Amplifying Copy Numbers to Reduce SMA Severity

Spinal muscular atrophy (SMA) is a collection of different muscle diseases characterized by the selective loss of motor neurons in the spinal cord. Grouped together, SMA is the second leading cause of neuromuscular disease and is the leading genetic cause of death in infants and toddlers. Much like DMD, SMA is caused by a mutated gene, in this case the “survival of motor neurons” (SMN) gene.  Techniques that increase expression of SMN from the existing SMN gene are a target of therapeutic efforts in spinal muscular atrophy.

“In humans, the SMN gene is duplicated,” said Arthur Burghes, PhD, professor of molecular and cellular biochemistry at The Ohio State University and Muscle Group member. “Spinal muscular atrophy results when SMN1 is lost, but SMN2 remains intact.”   While SMA patients are missing one version of the SMN gene, the number of SMN2 genes they have may vary. 

In a 2009 study, Muscle Group members examined the SMN2 copy number of adult SMA patients to compare the difference in those with three copies of the gene versus four copies.  They found that patients with three copies had an earlier age of SMA onset.  They had lower spinal muscular atrophy functional rating scale scores and were more likely to be non-ambulatory. There was, however, no difference between the groups in quantitative muscle strength or pulmonary function testing.

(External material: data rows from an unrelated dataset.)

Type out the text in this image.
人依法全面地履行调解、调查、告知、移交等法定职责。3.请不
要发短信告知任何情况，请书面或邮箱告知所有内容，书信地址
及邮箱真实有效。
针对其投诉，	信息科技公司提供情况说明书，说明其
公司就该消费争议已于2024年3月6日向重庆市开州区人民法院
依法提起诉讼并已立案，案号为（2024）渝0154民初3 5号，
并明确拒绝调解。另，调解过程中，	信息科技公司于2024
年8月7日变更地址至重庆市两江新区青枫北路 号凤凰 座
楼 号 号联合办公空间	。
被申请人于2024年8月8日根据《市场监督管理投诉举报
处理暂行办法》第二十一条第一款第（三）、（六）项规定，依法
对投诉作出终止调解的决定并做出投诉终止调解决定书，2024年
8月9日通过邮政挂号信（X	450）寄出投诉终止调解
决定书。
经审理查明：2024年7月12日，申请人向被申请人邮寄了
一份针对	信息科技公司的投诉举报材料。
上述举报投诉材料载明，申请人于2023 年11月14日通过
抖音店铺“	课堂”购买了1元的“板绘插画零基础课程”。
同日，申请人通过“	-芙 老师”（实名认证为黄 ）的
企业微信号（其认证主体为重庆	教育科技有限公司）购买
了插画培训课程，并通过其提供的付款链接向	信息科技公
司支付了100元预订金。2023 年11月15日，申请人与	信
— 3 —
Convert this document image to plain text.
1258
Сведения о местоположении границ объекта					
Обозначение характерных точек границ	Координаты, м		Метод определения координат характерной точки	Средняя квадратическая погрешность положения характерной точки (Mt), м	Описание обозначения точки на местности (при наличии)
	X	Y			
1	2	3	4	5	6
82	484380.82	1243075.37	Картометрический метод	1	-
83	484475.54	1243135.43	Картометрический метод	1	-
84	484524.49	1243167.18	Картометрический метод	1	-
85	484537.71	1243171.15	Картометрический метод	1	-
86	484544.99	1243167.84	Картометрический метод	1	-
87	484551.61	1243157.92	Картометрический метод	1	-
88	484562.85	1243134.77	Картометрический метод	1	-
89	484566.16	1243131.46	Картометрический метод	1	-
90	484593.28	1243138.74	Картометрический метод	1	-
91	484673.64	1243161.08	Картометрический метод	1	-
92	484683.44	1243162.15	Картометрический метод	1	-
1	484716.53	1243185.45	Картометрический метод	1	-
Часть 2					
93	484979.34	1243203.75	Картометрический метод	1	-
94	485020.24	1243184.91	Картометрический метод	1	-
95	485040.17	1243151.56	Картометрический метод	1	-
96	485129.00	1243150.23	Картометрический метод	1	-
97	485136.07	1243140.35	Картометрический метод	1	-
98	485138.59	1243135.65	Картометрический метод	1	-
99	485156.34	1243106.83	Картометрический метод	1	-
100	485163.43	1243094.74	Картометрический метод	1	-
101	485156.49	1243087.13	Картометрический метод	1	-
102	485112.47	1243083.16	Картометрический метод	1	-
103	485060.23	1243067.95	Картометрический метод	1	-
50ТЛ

“These data suggest that compounds that increase the expression of SMN2 could be potential therapeutics for SMA,” said Dr. Burghes. “They also provide information that could be helpful when designing clinical trials since they show that functional scale may be a more discriminating measure of SMA status than muscle strength or pulmonary function.”

Muscle Group studies are also shining light on just how low levels of SMN affect motor neurons, primarily by examining a zebrafish model in which SMN protein levels were knocked down. “Our studies show for the first time in an animal model that SMN plays a role in motor axon development,” said Christine Beattie, PhD, associate professor in OSU’s Center for Molecular Neurobiology and Muscle Group member. “This suggests that these early developmental defects may lead to subsequent motor neuron loss as is seen in spinal muscular atrophy.”